Ephraim was a film reporter and critic in Israel, before moving to the United States in 1959. Residing in New York City, he made television documentaries for CBS, including The Taste of Sunday, one of its first in color, and later for NBC. Katz, Quentin Reynolds, and Zwy Aldouby co-wrote the book Minister of Death: The Adolf Eichmann Story (1960), about Israel's capture of Eichmann.

Ephraim Katz directed many documentaries, educational and industrial films, but his greatest contribution to cinema was his single-volume work, The Film Encyclopedia (1st hardcover edition, 1979). One of the most comprehensive critical and historical works on film in print, he single-handedly wrote the entire first edition. The Encyclopedia contains biographical and critical information about many major and minor figures in films including actors, directors, producers, and production people. It also chronicles the history of cinema around the world and contains definitions and descriptions of technical processes and film terminology. A softcover version of the first edition was released by Harper & Row in 1990.

Katz and his wife Helen had two daughters, Alyssa and Laura. He died in New York City of emphysema on August 2, 1992.
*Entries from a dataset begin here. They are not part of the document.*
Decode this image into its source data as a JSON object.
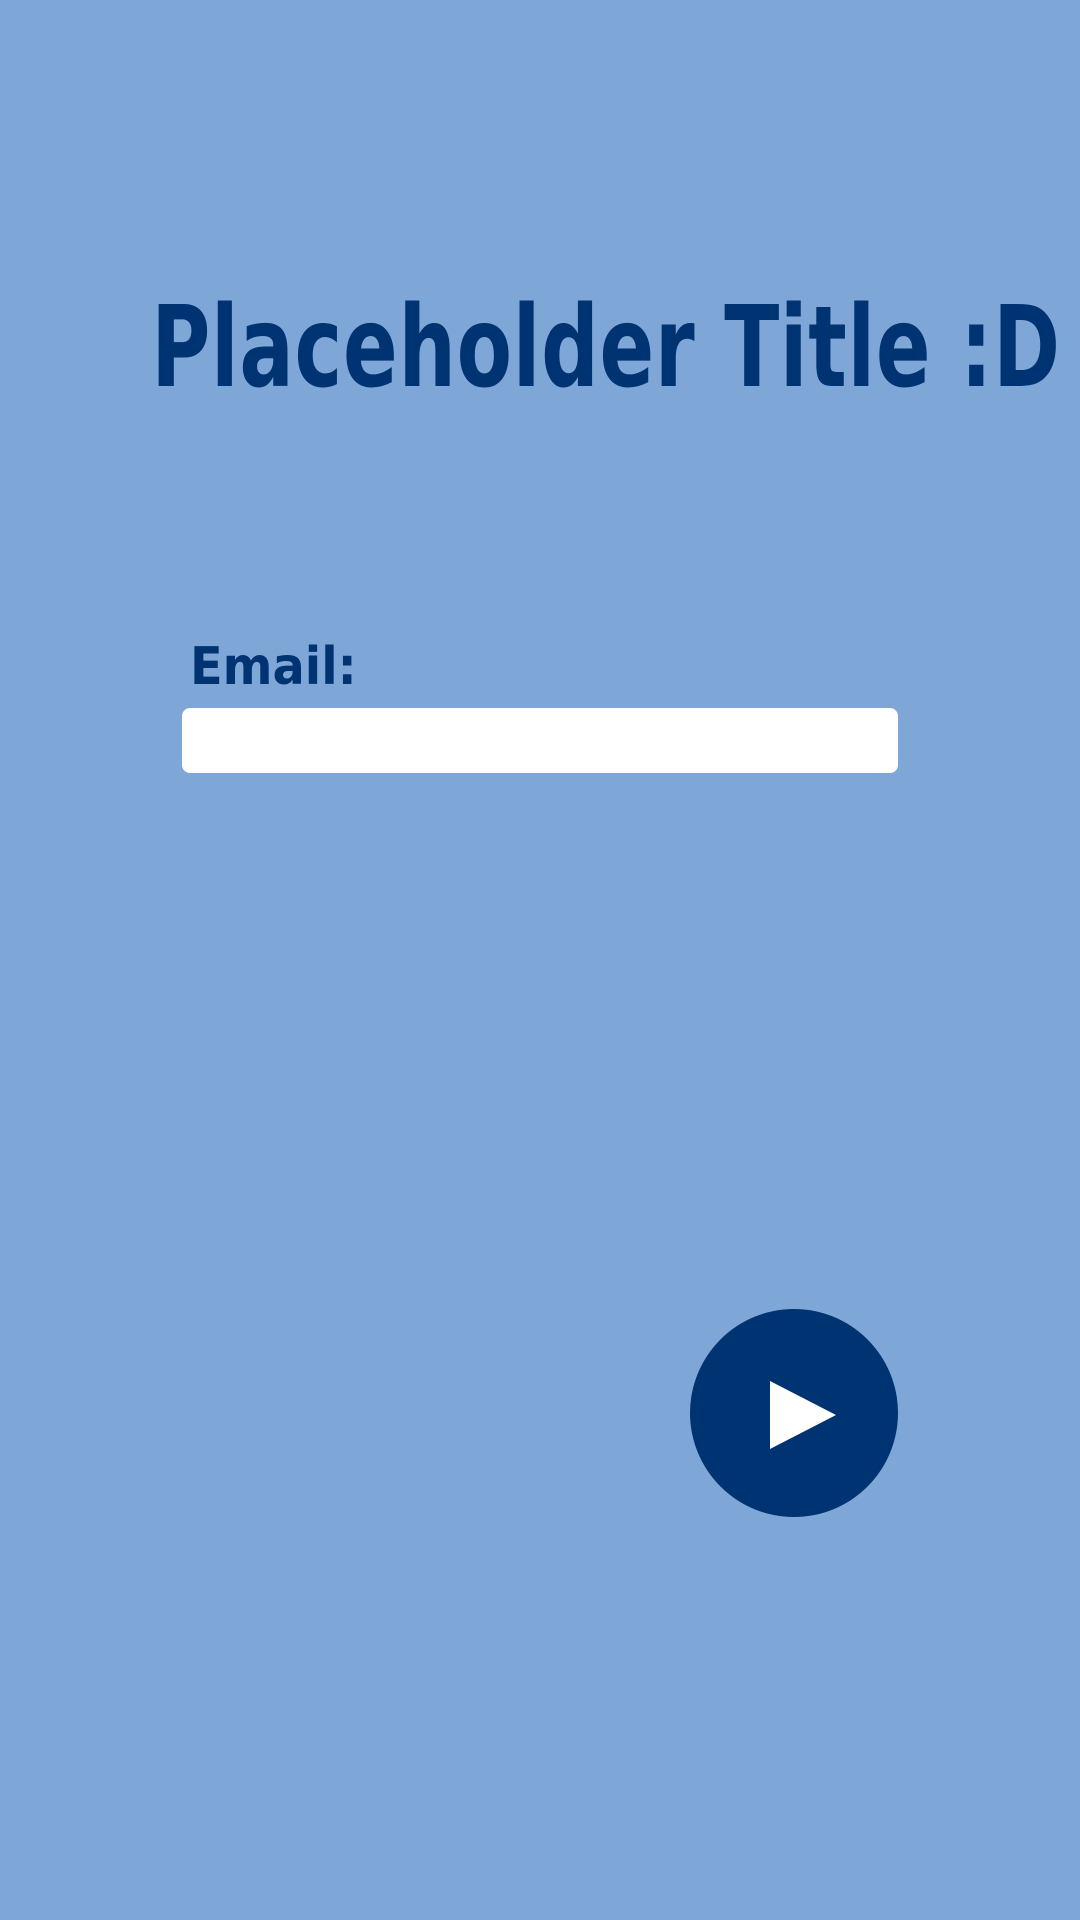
{
  "colors": {
    "background": "#7ea7d8",
    "accent": "#003371",
    "input_background": "#ffffff",
    "icon": "#ffffff"
  },
  "page": {
    "title": "Placeholder Title :D"
  },
  "form": {
    "email_label": "Email:",
    "email_value": "",
    "email_placeholder": ""
  },
  "actions": {
    "next_icon": "play-icon"
  }
}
At the time of his death, Katz was in the process of updating The Film Encyclopedia. The second edition was eventually completed by two colleagues, Fred Klein and Ronald Dean Nolen, and released in 1994. Klein and Nolen continued to revise and update Katz's work as needed, with a 3rd edition released in 1998; a 4th edition in 2001, and a 5th edition in 2005. Nolen alone revised and issued a 6th edition of Katz's work, published in 2008. A 7th edition (ISBN 0062026151) was released in 2012.